I am an incredibly lucky woman.
I am 26 with a good job, a mortgage, a wonderful husband and a beautiful daughter. It doesn't get any better.
The last few years have been exciting. When I finish my degree.... When I finish training... When we get married... When we've bought a house... When we have a baby... I've ticked those boxes now. There will be more babies. The next house is not an option right now. D has a new job. I'm fine where I am for now.
I guess I feel a bit lost. I feel like I'm just back to counting down to the next school holiday. I am lacking a focus. A milestone, perhaps. I guess because all our plans aren't definite or out of our control. At some point we'll do the kitchen. We'll get to work on number two later this year. Maybe we'll get away next year... It's all a bit up in the air and open to change and I find it quite unsettling.
I've always been a planner and a waiter. I could have put my life on hold waiting for E, looking at baby stuff, getting ready and drinking tea. Now she's here I love every moment, I am far more spontaneous than ever before and planning goes out of the window as someone always has other ideas.
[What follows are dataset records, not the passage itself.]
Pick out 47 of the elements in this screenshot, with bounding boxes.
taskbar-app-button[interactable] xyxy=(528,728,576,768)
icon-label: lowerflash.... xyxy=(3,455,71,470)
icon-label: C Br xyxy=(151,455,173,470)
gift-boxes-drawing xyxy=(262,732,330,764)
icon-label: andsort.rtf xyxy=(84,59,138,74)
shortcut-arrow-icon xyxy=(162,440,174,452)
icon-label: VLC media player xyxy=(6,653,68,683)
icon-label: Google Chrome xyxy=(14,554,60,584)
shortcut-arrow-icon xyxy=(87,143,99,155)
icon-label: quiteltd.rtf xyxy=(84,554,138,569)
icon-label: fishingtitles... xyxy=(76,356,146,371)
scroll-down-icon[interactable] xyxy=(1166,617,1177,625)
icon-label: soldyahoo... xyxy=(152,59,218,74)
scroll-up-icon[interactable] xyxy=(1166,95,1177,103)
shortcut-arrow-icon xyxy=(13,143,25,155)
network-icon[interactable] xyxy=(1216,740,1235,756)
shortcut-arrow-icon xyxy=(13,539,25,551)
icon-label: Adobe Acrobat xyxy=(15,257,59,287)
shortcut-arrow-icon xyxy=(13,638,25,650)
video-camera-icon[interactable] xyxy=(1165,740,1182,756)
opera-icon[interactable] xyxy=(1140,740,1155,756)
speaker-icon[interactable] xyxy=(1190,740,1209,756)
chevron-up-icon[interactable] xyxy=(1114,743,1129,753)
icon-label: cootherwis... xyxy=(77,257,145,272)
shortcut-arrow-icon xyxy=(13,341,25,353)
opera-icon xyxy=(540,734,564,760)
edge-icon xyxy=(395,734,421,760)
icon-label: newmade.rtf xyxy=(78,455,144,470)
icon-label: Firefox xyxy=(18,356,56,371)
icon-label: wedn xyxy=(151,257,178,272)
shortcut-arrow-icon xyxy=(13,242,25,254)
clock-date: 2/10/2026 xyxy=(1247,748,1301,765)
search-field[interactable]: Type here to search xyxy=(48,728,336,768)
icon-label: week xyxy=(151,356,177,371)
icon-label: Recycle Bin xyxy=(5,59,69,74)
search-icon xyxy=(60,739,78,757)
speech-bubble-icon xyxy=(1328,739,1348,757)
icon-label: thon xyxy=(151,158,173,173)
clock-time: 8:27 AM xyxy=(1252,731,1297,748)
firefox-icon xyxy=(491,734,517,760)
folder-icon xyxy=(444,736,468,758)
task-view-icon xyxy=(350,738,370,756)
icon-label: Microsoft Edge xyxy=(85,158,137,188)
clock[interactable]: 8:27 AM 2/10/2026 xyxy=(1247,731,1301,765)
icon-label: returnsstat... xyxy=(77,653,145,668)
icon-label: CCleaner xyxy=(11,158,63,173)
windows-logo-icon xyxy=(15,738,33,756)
Does needing milestones mean you're wishing life away? How will I feel when my family is complete and we are counting down to the next school holiday? Does this feeling go away?
Probably not, I suspect, but I think having children changes things somewhat. Wedding planning for that one big day, the first day of that chapter. Watching that bump grow and imagining what the little in person will look like, the day that they arrive is a start of another chapter. But these days, every day is like a mini chapter, or at least a new paragraph. We might be waiting for teeth, or another word, but every day is exciting and new and rewarding.
I know that the milestones that are to come will be rewarding and exciting too. A kitchen that I can cook AND entertain in. The next career step. A sibling and best friend for my wonderful daughter. A week in the sunshine. But actually more importantly, it's all about living for now. I won't get these days back waiting for the next thing to happen.
It's time to start enjoying them even more.